My ears explode in a strident ringing, a steadfast peeeeeeeeeeee, no respite.

All I see is nothing, blinking and blinking and only blackness.

Something liquid trickles down my face, hot, steady, sticky. A waterfall of blood, tears, terror.

I don’t know, don’t realize, at which point I drop to the floor again.

The solid softness tickles my cheek, whispers in my ear, soothes me, soaks up my blood, my life.

Consciousness slips from me with the pain until I feel what I see.

Nothing.

Chapter Fourteen

Miles

Bold and black and enigmatic, the words stare at me from behind the cold white of my screen.

Zoe: I can’t be with you anymore. This isn’t working. We’re not working. I’m leaving. Please, don’t come after me. I don’t want to see you again. I’m sorry.

Though enigmatic isn’t the correct word. The message couldn’t be clearer. It just doesn’t make any sense.

What, exactly, is not working? Our relationship that technically doesn’t exist?

She can’t be with me? Anymore? She wants to put an end to our deal?

She’s leaving? Leaving what, who, where? That seems a little extreme.

Most of all, she’s apologizing? Of her own free will? Suspicious.

All thoughts and hypotheses my brain forms end with a question mark.

I was in the middle of a particularly torturous physical therapy session, still recovering from my injury, when my phone pinged once. I’d been immensely thankful for the distraction and mildly delighted—and surprised—to find Zoe’s name awaiting on the screen.

We don’t text often. Well, Zoe doesn’t text me often. I, however, slightly overuse her number. In our long thread of texts, the only bubble from her side is a grid of four pictures taken with her phone for social media purposes, swallowed and smashed between the long list of my lengthy audio messages she probably never listens to.

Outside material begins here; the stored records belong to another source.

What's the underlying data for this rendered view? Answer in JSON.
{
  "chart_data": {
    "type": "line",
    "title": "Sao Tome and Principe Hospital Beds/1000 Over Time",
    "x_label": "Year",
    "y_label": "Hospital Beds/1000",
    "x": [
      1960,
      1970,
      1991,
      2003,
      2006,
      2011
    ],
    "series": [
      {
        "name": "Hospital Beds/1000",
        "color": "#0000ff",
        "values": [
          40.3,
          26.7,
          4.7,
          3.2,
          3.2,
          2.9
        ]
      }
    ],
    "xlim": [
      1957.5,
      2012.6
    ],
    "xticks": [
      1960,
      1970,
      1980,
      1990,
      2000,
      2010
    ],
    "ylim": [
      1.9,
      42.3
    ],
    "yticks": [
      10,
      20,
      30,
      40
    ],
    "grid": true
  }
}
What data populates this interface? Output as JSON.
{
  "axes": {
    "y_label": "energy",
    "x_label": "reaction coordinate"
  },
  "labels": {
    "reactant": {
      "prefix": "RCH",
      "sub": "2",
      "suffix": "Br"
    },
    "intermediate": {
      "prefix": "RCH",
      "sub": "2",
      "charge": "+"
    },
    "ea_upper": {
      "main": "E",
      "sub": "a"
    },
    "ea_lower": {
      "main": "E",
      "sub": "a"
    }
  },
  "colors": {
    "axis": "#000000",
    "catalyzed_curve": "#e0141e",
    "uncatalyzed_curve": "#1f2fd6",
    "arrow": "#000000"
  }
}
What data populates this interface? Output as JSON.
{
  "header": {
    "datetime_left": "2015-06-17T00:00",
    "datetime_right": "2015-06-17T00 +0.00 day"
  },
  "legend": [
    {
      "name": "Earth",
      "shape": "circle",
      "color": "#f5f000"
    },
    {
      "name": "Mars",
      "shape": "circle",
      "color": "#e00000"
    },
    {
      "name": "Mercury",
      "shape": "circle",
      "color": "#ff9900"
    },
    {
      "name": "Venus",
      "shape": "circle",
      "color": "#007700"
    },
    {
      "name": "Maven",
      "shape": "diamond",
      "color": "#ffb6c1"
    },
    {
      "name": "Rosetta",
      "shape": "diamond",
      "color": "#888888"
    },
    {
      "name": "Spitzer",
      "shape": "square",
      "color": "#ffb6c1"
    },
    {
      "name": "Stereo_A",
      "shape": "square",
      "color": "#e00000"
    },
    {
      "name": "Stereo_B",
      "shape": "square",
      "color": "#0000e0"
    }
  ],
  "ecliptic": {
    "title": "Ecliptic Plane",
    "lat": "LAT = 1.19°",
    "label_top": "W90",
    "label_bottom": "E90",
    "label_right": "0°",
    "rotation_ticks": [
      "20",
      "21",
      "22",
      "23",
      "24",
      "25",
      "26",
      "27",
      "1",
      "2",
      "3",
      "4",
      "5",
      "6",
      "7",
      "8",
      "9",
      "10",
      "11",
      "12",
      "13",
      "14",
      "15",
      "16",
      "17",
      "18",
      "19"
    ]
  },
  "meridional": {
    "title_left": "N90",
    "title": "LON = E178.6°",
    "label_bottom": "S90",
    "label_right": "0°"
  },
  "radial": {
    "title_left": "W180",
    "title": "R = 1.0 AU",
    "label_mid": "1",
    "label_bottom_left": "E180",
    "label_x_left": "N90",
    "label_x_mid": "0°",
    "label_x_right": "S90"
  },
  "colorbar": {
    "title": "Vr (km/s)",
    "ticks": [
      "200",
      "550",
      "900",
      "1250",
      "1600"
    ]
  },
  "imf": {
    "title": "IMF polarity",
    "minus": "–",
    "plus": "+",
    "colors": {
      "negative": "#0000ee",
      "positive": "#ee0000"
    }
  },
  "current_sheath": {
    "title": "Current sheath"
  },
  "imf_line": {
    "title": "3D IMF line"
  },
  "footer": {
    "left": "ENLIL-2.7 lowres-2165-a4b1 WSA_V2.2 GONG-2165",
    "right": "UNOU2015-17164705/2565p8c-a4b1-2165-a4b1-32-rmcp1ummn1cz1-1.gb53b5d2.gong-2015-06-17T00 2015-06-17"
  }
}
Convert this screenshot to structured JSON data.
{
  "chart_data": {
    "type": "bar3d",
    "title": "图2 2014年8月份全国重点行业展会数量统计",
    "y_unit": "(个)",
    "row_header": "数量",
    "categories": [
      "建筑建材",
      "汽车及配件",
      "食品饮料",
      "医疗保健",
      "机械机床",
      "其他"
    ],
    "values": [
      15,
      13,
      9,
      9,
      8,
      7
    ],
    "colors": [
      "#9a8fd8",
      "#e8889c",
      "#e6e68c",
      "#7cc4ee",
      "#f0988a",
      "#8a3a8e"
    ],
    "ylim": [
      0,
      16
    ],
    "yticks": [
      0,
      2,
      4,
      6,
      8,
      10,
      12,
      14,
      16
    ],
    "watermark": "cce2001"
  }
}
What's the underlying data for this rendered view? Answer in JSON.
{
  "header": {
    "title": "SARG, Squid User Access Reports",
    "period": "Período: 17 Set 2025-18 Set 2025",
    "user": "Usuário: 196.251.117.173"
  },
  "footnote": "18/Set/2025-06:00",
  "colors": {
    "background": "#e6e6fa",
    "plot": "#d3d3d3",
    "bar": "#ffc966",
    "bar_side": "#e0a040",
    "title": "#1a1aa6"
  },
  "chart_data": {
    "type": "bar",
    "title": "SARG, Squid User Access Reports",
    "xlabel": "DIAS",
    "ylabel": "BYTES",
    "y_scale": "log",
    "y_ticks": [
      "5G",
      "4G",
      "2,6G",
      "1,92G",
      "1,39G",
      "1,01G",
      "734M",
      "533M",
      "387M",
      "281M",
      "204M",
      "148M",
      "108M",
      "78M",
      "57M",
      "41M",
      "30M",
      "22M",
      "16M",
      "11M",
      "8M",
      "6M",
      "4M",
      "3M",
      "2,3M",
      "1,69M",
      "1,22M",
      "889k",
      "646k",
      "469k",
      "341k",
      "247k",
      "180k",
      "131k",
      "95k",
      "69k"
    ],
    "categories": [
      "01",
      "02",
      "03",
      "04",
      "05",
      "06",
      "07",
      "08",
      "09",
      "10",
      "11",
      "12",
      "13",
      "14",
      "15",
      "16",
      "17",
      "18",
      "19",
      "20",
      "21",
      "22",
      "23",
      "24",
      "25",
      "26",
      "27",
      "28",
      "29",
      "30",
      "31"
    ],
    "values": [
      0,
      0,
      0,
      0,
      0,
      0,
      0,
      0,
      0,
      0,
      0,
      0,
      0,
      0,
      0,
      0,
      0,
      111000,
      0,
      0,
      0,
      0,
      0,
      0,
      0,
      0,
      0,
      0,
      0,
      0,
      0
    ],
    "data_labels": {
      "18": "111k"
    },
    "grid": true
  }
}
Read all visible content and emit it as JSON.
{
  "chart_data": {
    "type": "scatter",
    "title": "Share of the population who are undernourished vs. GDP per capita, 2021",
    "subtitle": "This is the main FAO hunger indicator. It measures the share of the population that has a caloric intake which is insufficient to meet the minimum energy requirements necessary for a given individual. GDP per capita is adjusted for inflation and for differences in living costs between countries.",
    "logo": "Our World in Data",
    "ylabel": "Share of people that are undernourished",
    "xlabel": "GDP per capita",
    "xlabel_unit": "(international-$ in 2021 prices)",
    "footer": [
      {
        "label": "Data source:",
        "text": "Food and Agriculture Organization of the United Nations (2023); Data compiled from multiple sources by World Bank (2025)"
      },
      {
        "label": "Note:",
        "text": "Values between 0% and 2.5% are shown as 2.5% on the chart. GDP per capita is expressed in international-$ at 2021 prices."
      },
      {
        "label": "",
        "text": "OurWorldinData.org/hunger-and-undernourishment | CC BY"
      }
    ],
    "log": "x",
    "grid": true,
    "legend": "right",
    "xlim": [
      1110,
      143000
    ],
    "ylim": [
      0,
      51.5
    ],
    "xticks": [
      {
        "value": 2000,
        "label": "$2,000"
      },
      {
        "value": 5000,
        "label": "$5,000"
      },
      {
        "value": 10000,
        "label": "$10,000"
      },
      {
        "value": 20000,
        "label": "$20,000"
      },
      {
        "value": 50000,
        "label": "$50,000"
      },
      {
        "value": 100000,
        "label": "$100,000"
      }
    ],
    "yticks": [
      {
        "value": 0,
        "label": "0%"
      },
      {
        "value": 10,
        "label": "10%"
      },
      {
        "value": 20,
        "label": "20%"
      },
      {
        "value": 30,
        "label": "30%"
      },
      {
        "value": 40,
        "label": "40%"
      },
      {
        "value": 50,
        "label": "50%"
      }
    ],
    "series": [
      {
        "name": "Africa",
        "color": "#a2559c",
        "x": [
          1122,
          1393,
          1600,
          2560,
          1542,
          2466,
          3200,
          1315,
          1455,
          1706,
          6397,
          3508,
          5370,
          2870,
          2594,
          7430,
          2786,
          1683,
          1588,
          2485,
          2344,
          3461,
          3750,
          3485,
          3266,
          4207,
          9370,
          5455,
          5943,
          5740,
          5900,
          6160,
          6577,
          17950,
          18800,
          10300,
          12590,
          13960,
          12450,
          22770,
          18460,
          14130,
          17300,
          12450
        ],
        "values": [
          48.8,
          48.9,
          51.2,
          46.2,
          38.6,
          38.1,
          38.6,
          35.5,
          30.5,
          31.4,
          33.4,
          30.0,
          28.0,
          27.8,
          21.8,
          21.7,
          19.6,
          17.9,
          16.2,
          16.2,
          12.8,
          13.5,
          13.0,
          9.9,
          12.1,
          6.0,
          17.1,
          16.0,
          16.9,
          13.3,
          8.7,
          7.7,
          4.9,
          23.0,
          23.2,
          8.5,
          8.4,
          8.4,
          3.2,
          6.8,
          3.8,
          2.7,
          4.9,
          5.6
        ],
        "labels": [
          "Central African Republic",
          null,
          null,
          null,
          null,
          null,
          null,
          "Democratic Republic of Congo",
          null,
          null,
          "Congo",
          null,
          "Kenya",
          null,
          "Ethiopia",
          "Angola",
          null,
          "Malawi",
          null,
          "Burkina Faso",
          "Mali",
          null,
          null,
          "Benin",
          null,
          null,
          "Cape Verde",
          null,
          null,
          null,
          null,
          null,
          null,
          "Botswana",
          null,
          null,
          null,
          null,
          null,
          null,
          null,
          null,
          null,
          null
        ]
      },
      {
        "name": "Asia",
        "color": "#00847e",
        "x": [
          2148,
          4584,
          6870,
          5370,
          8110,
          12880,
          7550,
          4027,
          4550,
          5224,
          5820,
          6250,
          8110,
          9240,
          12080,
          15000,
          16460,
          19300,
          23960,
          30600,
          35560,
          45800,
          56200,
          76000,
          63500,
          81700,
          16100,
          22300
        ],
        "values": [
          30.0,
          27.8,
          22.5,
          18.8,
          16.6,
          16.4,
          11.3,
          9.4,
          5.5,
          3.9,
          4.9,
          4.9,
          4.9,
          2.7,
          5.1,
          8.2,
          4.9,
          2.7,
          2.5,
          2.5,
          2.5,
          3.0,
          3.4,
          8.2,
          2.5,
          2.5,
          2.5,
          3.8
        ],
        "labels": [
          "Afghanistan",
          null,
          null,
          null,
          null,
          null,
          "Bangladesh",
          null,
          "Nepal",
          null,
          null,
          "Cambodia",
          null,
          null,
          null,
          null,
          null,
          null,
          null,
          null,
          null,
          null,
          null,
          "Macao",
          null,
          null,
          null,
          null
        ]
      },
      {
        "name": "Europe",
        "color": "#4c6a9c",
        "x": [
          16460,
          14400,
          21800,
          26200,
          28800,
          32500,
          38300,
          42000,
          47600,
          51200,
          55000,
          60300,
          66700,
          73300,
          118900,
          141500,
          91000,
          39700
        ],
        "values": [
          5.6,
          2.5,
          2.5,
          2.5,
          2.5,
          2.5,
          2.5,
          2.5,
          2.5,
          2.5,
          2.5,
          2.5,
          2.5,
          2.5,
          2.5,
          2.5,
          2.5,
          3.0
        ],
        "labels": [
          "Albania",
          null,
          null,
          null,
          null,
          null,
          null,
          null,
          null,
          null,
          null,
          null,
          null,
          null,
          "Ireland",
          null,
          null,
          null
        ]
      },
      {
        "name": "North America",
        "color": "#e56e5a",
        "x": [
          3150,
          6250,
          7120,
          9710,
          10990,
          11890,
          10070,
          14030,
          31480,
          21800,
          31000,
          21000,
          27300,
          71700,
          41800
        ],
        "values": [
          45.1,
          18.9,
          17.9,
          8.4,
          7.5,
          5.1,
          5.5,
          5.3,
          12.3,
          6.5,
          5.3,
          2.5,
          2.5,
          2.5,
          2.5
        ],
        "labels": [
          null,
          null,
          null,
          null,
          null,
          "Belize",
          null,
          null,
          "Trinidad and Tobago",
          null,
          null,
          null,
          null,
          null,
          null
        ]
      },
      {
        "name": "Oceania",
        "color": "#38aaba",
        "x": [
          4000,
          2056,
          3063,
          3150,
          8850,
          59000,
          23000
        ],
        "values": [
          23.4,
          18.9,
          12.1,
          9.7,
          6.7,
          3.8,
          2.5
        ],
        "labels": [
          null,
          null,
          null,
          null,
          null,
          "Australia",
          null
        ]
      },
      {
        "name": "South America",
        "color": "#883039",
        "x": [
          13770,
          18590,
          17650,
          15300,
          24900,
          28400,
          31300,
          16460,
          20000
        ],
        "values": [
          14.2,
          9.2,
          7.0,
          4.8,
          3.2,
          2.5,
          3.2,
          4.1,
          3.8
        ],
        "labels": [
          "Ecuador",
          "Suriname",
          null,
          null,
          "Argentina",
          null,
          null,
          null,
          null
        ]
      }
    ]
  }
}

I scroll until I find the pictures, painting my fingerprint over them for the thousandth time.

One after the other, I trace the evolution of the blush on her cheeks. I’ve memorized it at this point, every hue and every shape, as it grows and deepened until it illuminates her face in the most intimate light.

She’s absolutely exquisite. Otherworldly. Made of things that transcend this world, moonlight and stardust and fucking magic.

It’s in her eyes. Up close and in real life, they’re not just blue or green or gray, always greedy to be all the colors. Yet it’s dark, their hue on my screen.

Much like her eyes, Zoe remains an enigma I can't decipher. Every time I think I’m close, a new light tilts from a different angle upon her, showing me a little more of her—and I’m left to frame the person I know within a past I don’t know.

Every time I feel remotely confident that we’re making progress, she proves me to be but a hopeful fool.

One step forward, ten fucking steps back.

The screen goes black for the third time.

When in doubt, the answer is a joke. Isn’t that what I always do? Steer the conversation with a laugh to safer territory. Especially—particularly—when it comes to Zoe.

Why stop now? Why divert from a philosophy that has proved oh-so fruitful?

Miles: What about the summer wedding we’ve been planning so diligently? I refuse to let all my Pinterest boards go to waste.